So, January has not been good for my running.
I went into December with a nagging injury in my left knee that was making it nearly impossible to run. I could tolerate the pain, just barely, but everyone I ran with could tell that I was favoring one leg and that my stride was way, way off. I tried to stay off of the leg as much as possible, only testing it when I had to in order to make sure that I could run the Goofy at Disney January 8-9. The knee actually felt better after that 40-mile weekend than it did before it, and I was excited to take a week off and get back on her on Saturday, but then Saturday came.
The mere 3-mile run outside in the slushy, sandy, salty, snow was painful. I followed that with 6 miles on a treadmill Sunday morning--again, painful. I wish I knew how to fix this, but I'm afraid I just need to take a full month off from running, which basically kills any hope of running the Zumbro 100 on April 8-9. The good news is that I'd still get to pace my brother, who's much more on track, and pain free, than I am at the moment--well, always has been really. Oh well.

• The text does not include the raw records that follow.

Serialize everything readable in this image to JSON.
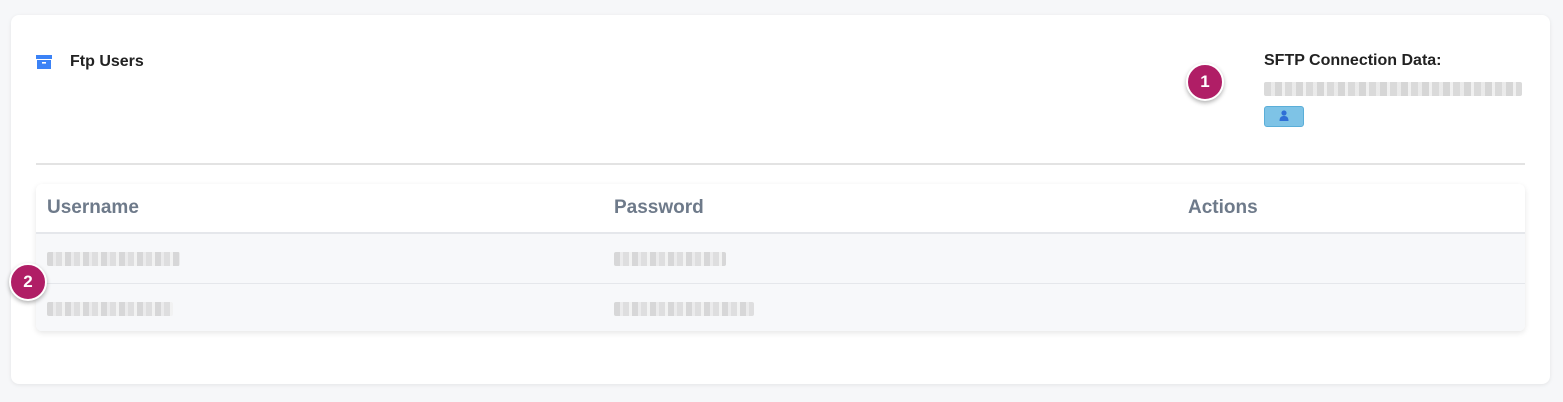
{
  "panel": {
    "title": "Ftp Users",
    "icon": "archive-box-icon",
    "accent_color": "#3b82f6"
  },
  "sftp": {
    "label": "SFTP Connection Data:",
    "value": "",
    "user_button_icon": "user-icon"
  },
  "markers": {
    "m1": "1",
    "m2": "2"
  },
  "table": {
    "headers": [
      "Username",
      "Password",
      "Actions"
    ],
    "rows": [
      {
        "username": "",
        "password": ""
      },
      {
        "username": "",
        "password": ""
      }
    ]
  }
}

I've gone through quite the roller-coaster ride with running in the past year, trying to figure everything out with my feet, knees, stride, shoes, etc. Basically, I'm struggling to learn how to run, and with these new knee issues, I'm completely lost again.
I started running in New Balance 1063/1064s as a heel-striker last February. I ran my first marathon in May and wanted to know why my quads cramped at mile 22. Heel-striking at 220lbs seemed like a decent-enough answer, so I tried to make the transition to a forefoot strike in one fatal swoop--by running on my toes for a 14-mile run in June. I made it 7-8 miles before my calves just gave out, and the next week was more painful than the aftershock of my first marathon. That was a painful way to learn that it was a forefoot strike that I needed to transition to, not just completely running only on my toes. Trust me, you'll only do that once before you learn that the heel actually must hit the ground, just not first.
Anyway, in August I ordered my first pair of Brooks Mach 11 cross country flats. Wow--those things were great! It was impossible not to forefoot strike in those shoes! It was also around that point that I really tried to shorten my stride and emphasize the whole notion of running behind you. Let me tell you, that was great! Running was easier. My times were dropping drastically with little to no increase in effort. I was really packing on miles, my weight was down to under 200lbs, and everything was going great! UNTIL mile 19 of a 26-mile run in late October I felt a sharp pain under my left forefoot just behind the pinky-toe joint. I remember laughing, imagining myself at the doctor's office, saying, "Doc, my foot hurts." "Well, what happened." "At mile 19 of a 26-mile run in cross-country flats, on pavement, my foot started hurting." "I think I know what the problem is. You were on mile 19, of a 26-mile run, in cross-country flats, on pavement." I had to take it easy in the Brooks Mach 11s for a while.
That was right about the time the New Balance MT101s came out, so I started running in those. I even took them on a 32.5-mile road-run around Mpls with Andy. They felt pretty good, too! But I figured that I better get something made for roads and high mileage, and that's when I got the Saucony Kinvaras. The Sauconys were interesting at first, but I liked them well-enough to use them on a 35-mile treadmill run in November. My weight was down in the low 190's, and the 35-mile run went well enough, but the size 14 Kinvaras gave me blisters on the outside of my right foot. I initially chalked the blisters up to foot-swelling from the distance, and kept using the Kinvaras, but 4 days later my left knee started hurting, and it hasn't really let up since.
December was a bust. I thought I could just run through the pain at first, even doing a 20-mile treadmill run two-weeks after the 35-mile run, but the pain kept building. A few 6-10 mile runs here and there to test and see if I could give the Goofy Challenge at Disney a go in January was all I had in me for December. I ended up running the half at Disney in the Kinvaras, but with more blistering at just 13.1 miles, they're getting retired. I ran the full at Disney the next day in the Brooks Mach 11s, and my Achilles is responding with a big, painful "thanks" for that. Plus, now I've got pain in both knees, but I think the right pain is just overuse--I'm fairly sure that it's been shouldering the brunt of the load lately with my new, horribly awkward and very painful stride.
I miss pain-free running. Badly. So it's time to shut her down for a few weeks and hope that she'll finally heal. Bring on the bike and free weights. Hopefully I can drop some more weight in the process as well and take more stress off my joints/ligaments. The saddest part is that I have a pair of Nike Free 3.0 V2s from runningwarehouse that will be here tomorrow, and I won't be able to run in them for a while. Such is life.
Part of me wants to abandon the low heel-toe drop shoes and move back to the NB 1064s for a while when I get back into it. Another part wants to build up mileage again, slowly, with the minimalist shoes. The smart thing would probably be to provide a mixture of both with some actual barefoot running thrown into the mix as well. Whatever it takes, I just want to run again.